HW 07 (1.11) Descriptive data mining, R
Although not obligatory, we would encourage you to use R when doing these exercises. If you have never used R, read some manual first and use a list of functions, e.g. http://www.sr.bham.ac.uk/~ajrs/R/r-function_list.html. Most of the functions needed in this homework are already available in R, you will find the right ones after short search in the Internet.
Data file is here Attach:data.txt
1. Read in the data file: data.txt. For each variable, calculate mean, standard deviation, median, minimum and maximum. Describe what type of data you have (continuous or discrete etc.).
2. There are some obvious outliers in the data. Find a way how to detect and remove rows which contain them. Calculate same statistics again as in the first exercise. Explain why some of these statistics have changed and some of them not much. In the next exercises, use the data where outliers are removed.
3. Plot kernel density estimation curves on top of each other (all variables on the same plot). Explain the principle how curves are estimated (what does "using a kernel" mean here etc.).
4. Find a variable that divides variable "e" into classes with clearly different averages. Make two boxplots next to each other, showing variability of these two classes. Explain what a boxplot consists of (what are the different lines and dots that are plotted).
5. Make a QQ-plot to compare distributions of variables "a" and "b". Are the distributions similar?
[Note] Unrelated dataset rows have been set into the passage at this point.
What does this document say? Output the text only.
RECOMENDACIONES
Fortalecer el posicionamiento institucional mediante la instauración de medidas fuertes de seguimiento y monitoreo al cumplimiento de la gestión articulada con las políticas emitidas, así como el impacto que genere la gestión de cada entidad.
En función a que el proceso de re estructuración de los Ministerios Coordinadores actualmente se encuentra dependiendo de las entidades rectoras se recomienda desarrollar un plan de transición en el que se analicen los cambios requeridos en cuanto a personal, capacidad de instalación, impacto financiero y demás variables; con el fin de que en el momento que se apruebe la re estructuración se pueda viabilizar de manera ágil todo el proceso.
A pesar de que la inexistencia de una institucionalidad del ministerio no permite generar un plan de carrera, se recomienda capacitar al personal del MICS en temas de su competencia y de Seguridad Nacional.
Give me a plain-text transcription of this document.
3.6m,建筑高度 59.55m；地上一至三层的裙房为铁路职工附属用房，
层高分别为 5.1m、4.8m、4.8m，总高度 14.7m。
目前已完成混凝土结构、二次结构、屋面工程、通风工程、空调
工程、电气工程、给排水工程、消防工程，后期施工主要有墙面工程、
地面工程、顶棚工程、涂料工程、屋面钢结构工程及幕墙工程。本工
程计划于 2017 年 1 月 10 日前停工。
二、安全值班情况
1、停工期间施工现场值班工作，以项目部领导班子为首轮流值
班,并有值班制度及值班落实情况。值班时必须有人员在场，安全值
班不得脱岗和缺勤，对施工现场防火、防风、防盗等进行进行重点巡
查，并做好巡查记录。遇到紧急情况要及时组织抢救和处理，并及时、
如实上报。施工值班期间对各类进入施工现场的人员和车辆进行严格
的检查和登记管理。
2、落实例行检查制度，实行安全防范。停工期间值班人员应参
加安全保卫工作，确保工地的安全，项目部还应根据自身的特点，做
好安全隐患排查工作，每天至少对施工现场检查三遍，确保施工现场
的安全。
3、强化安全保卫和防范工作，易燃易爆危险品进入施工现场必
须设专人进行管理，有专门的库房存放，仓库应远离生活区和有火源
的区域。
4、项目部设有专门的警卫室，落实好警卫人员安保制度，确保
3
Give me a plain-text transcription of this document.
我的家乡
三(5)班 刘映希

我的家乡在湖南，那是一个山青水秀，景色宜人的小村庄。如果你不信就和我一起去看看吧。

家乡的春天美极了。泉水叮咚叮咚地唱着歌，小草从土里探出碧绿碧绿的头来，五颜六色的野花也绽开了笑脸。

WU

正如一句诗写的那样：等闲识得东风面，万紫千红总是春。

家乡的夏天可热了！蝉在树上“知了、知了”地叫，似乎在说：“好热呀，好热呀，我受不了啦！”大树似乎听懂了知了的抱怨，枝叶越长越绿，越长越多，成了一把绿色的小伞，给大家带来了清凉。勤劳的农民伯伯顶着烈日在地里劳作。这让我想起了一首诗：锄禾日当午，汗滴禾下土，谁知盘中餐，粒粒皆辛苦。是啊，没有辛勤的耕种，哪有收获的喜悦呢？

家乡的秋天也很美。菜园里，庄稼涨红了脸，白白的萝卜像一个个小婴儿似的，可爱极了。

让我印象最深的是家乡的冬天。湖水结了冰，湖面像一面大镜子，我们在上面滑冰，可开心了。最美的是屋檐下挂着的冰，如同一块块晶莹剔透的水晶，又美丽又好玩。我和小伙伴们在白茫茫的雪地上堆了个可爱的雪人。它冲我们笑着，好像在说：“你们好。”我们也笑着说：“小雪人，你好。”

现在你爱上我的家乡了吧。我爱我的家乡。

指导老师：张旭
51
Explain what a QQ-plot consists of (what exactly do the points on the plot mean and how can we draw conclusions based on the pattern).
6. (Bonus 2p) It is possible to estimate numerically whether two variables have significantly different distribution or not. Find from the literature two different methods how to do it. Use them to find a p-value which says whether variables "a" and "b" have similar or different distribution. Explain which conclusion we can make. (1p if you only consider one method)